牛同誌給我們帶來了歡樂,這歡樂一直持續了數日,天就更涼起來,但天卻愈發晴朗,所有的樹葉子變紅變黃,紅黃的顏色使我們廢棄樓周圍、工地周圍一派豔麗。黃土地上怎麽就有這麽豔麗的顏色讓樹木表現了出來呢,我覺得這都是給我和五富準備的。
好事還沒完,就在村莊口的那個銀杏樹也變成一身金黃的第二天,陸總給我們了一桶酒。
那天的中午,我和五富在村莊的小飯店裏吃扯麵,五富去飯店的後院上廁所,回來給我說後院裏有一堆廢鐵皮桶應該便宜收了。他已經是每日拾了好多破爛拿回到廢棄樓上,準備什麽時候拉到鹹陽的收購站賣掉。
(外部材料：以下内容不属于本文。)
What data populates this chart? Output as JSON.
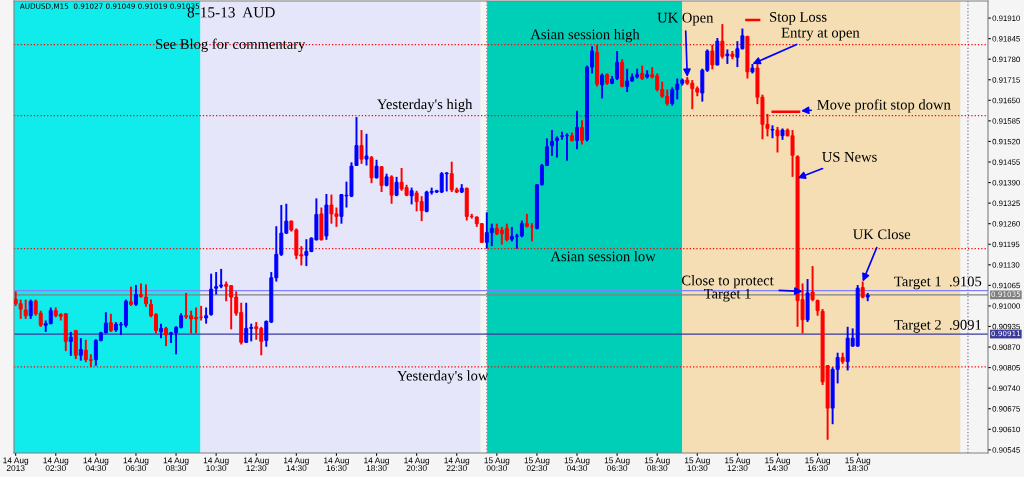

我是曾反對過他在這兒收破爛,但他已執意收起來了也就隨他去收。他和飯店老板談價錢,雖然價錢不貴,可我們身上的錢所剩無幾,即使不留備用,也不夠收這批破爛,五富就埋怨幹了這麽多天陸總還是不發工錢,是不是起了故意拖欠工錢的黑心?五富一埋怨,我也就急了,因為五富畢竟是我鼓動來的,如果陸總真要起了故意拖欠的黑心,那就得采取措施。我對五富說:這事你不要管,下午我找陸總去。
在我們這二十天裏,陸總是來工地了幾次,他一來,我們就翹著舌頭說岐山縣話,希望他能滿意我們,給我們發工錢。但陸總第一次給每人發了五元,第二次給每人發了三十元,第三次隻說能把所欠的工錢一次發完,仍是每人給發了六十元。當我下午再找到陸總,我的口氣就硬了,隻要求他給我們回西安的路費,再付清二十天的工錢,即便不按每米十五元,就以每天二十元,權當還是拾破爛的收入算了。我這樣說既是無奈,也是威脅,就看陸總的態度。陸總還是那麽聲不高,黏黏糊糊,說他絕對不會虧我們的,地溝工程徹底完成就付全款。他這麽說著,卻從櫃子裏取出一個塑料桶,桶裏裝著三斤白酒。